Im Viertel da wird gehämmert, gestrickt und getöpfert; es wird gemalt und gedruckt, gepresst und tätowiert – all das soll am Wochenende in zahlreichen Ateliers und Werkstätten zu sehen sein. Zum zwölften Mal lädt der Zusammenschluss „KunstWerk im Viertel“ am Samstag und Sonntag zum Rundgang durch die Ateliers ein. Zwischen Osterdeich und Bismarckstraße, sowie Fedelhören und St.-Jürgen-Straße, stellen dann 55 kreativ Schaffende ihre Kunst direkt am Arbeitsplatz aus. Die Besucher kommen in Hinterhöfe und versteckte Ateliers.
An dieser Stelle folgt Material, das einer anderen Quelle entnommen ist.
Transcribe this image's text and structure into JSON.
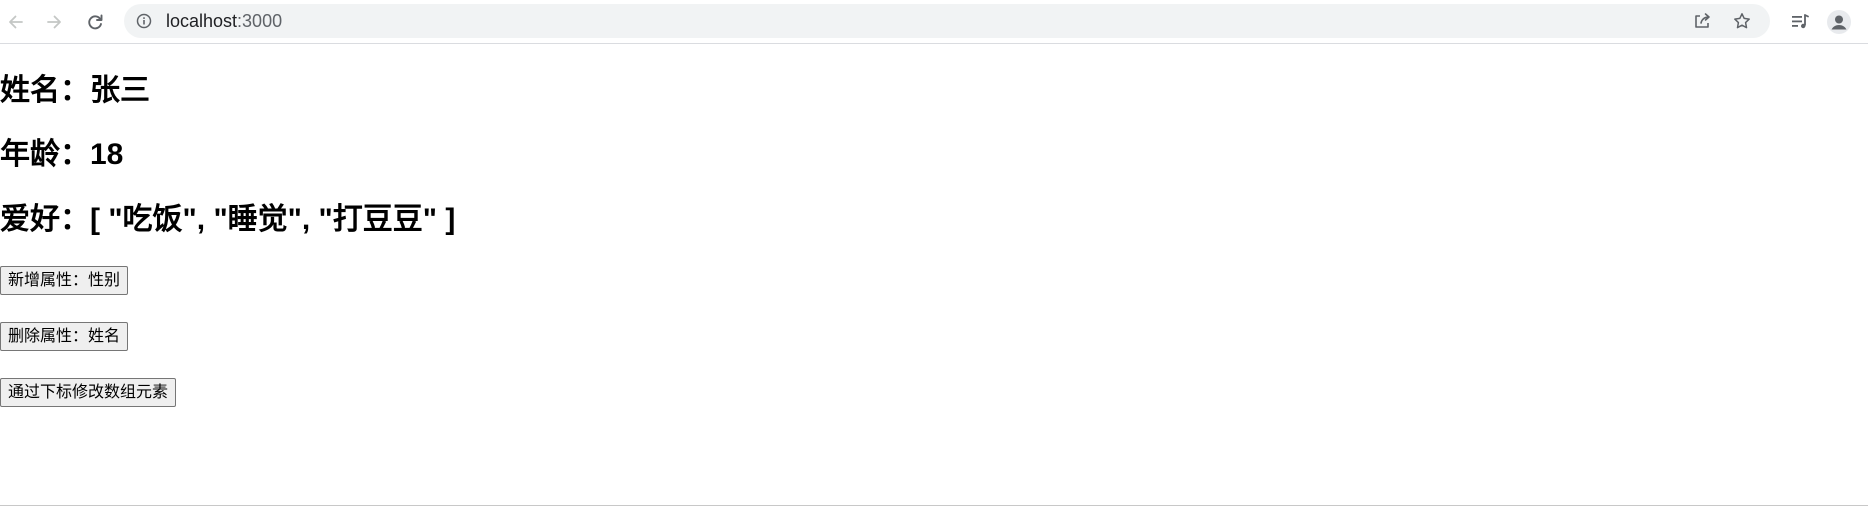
{
  "browser": {
    "url_host": "localhost",
    "url_port": ":3000",
    "icons": {
      "back": "arrow-left-icon",
      "forward": "arrow-right-icon",
      "reload": "reload-icon",
      "site_info": "info-icon",
      "share": "share-icon",
      "bookmark": "star-icon",
      "media": "media-queue-icon",
      "profile": "profile-icon"
    },
    "colors": {
      "omnibox_bg": "#f1f3f4",
      "icon_active": "#5f6368",
      "icon_disabled": "#c4c7c5"
    }
  },
  "person": {
    "name_line": "姓名：张三",
    "age_line": "年龄：18",
    "hobby_line": "爱好：[ \"吃饭\", \"睡觉\", \"打豆豆\" ]"
  },
  "buttons": {
    "add_sex": "新增属性：性别",
    "delete_name": "删除属性：姓名",
    "modify_by_index": "通过下标修改数组元素"
  }
}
Das Handwerk soll abgebildet werden

Unter den Teilnehmern sind zahlreiche hauptberufliche bildende Künstler, also etwa Maler, Bildhauer oder Fotografen. Ein großer Teil der ausstellenden Kreativen macht aber auch angewandte Kunst, also Kunsthandwerk. „Uns ist wichtig, dass das Handwerk abgebildet wird“, so Organisatorin Frauke Alber, die selbst Keramikerin ist. „Das Viertel ist schließlich ein altes Handwerkerviertel.“

Mit einem einfachen Museums- oder auch Galeriebesuch ist der Rundgang schon deshalb nicht zu vergleichen. In vielen Werkstätten wird gearbeitet und gezeigt, wie das Kunsthandwerk entsteht. „Meine Auszubildende wird den ganzen Tag an der Töpferscheibe drehen müssen“, kündigt Alber schon einmal an. Außerdem findet an einigen Orten im Viertel am Samstag noch ein weitergehendes Programm statt: Es gibt Lesungen, Konzerte, und kleine Vorführungen eines Maskentheaters.
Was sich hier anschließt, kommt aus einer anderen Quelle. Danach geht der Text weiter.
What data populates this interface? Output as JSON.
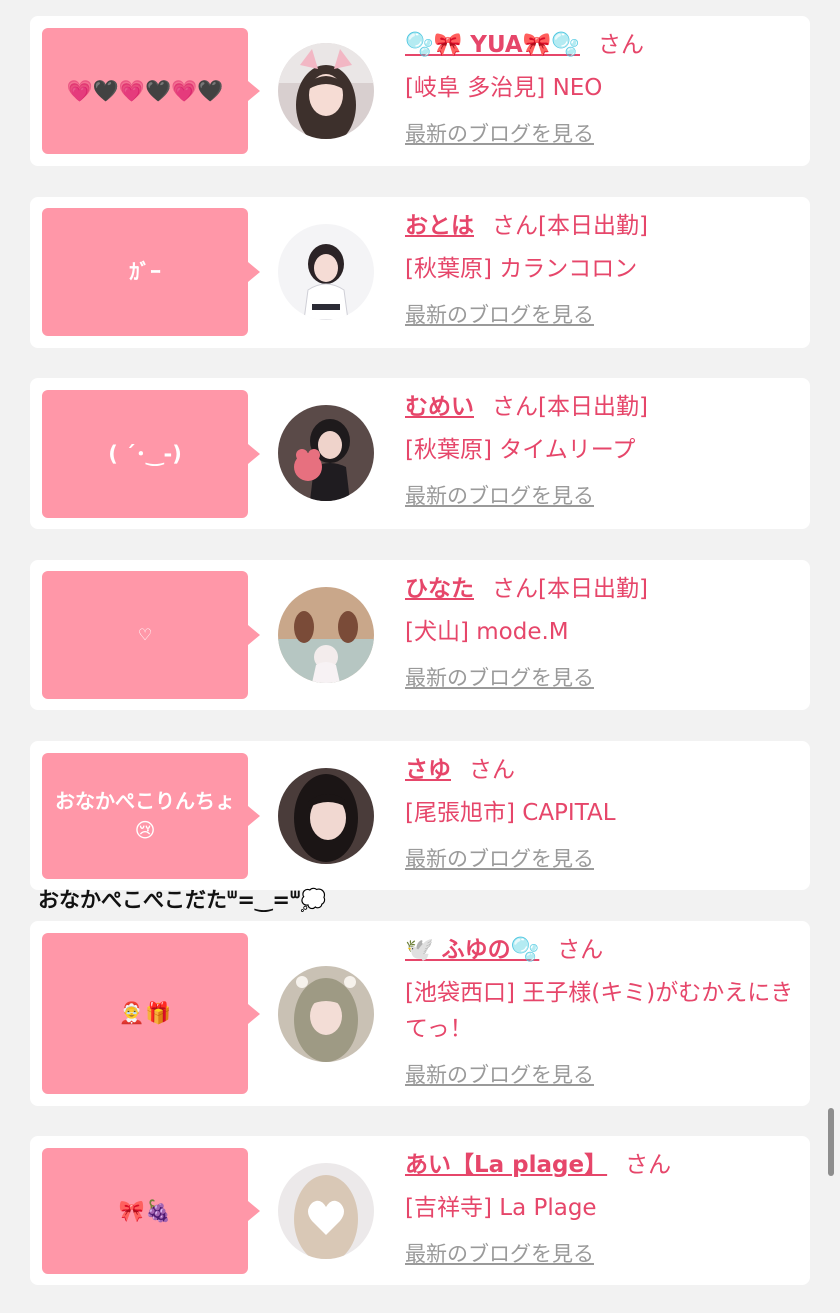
{
  "link_color": "#e6466a",
  "bubble_color": "#ff97a8",
  "entries": [
    {
      "name": "🫧🎀 YUA🎀🫧",
      "honorific": "さん",
      "status": "",
      "shop": "[岐阜 多治見] NEO",
      "blog_link": "最新のブログを見る",
      "bubble": "💗🖤💗🖤💗🖤"
    },
    {
      "name": "おとは",
      "honorific": "さん",
      "status": "[本日出勤]",
      "shop": "[秋葉原] カランコロン",
      "blog_link": "最新のブログを見る",
      "bubble": "ｶﾞｰ"
    },
    {
      "name": "むめい",
      "honorific": "さん",
      "status": "[本日出勤]",
      "shop": "[秋葉原] タイムリープ",
      "blog_link": "最新のブログを見る",
      "bubble": "( ´･‿-)"
    },
    {
      "name": "ひなた",
      "honorific": "さん",
      "status": "[本日出勤]",
      "shop": "[犬山] mode.M",
      "blog_link": "最新のブログを見る",
      "bubble": "♡"
    },
    {
      "name": "さゆ",
      "honorific": "さん",
      "status": "",
      "shop": "[尾張旭市] CAPITAL",
      "blog_link": "最新のブログを見る",
      "bubble": "おなかぺこりんちょ😢"
    },
    {
      "name": "🕊️ ふゆの🫧",
      "honorific": "さん",
      "status": "",
      "shop": "[池袋西口] 王子様(キミ)がむかえにきてっ！",
      "blog_link": "最新のブログを見る",
      "bubble": "🤶🎁"
    },
    {
      "name": "あい【La plage】",
      "honorific": "さん",
      "status": "",
      "shop": "[吉祥寺] La Plage",
      "blog_link": "最新のブログを見る",
      "bubble": "🎀🍇"
    }
  ],
  "interlude_text": "おなかぺこぺこだたᐜ=‿=ᐜ💭"
}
Mit Kunststadtplänen durch das Quartier

Wer dabei sein will, kann sich einfach durch die Straßen treiben lassen und dabei den pinken, orangen, grünen oder blauen Punkten auf dem Bürgersteig folgen und sich von den roten Fahnen in die Ateliers führen lassen. Mit Kunststadtplänen können die Besucher sich aber auch nach speziellen Interessen einen Rundgang zusammenstellen – vielleicht soll eine bestimmte Bildhauerin besucht werden, eine Möbeltischlerei oder auch ein Hutmacher. Und schließlich gibt es auch noch die Möglichkeit, sich von Stadtführer Joachim Bellgart durch diverse Ateliers führen zu lassen und dabei einiges zur Geschichte des Viertels zu erfahren.

Der kommende Sonntag ist verkaufsoffen

Die offenen Ateliers laden am kommenden Samstag, 28., und am verkaufsoffenen Sonntag, 29. Oktober, jeweils von 11 bis 18 Uhr zum kostenlosen Rundgang ein. Die Kunststadtpläne gibt es an den Infoständen am Ziegenmarkt und am Präsident-Kennedy-Platz oder unter kunstwerkimviertel.de im Netz. Am Steintor (Samstags, 12.30 Uhr und Sonntag, 15 Uhr), sowie am Ostertor (Samstag, 15 Uhr, Sonntag, 12.30 Uhr) beginnen die Viertelführungen mit Joachim Bellgart, zum Preis von 7 Euro.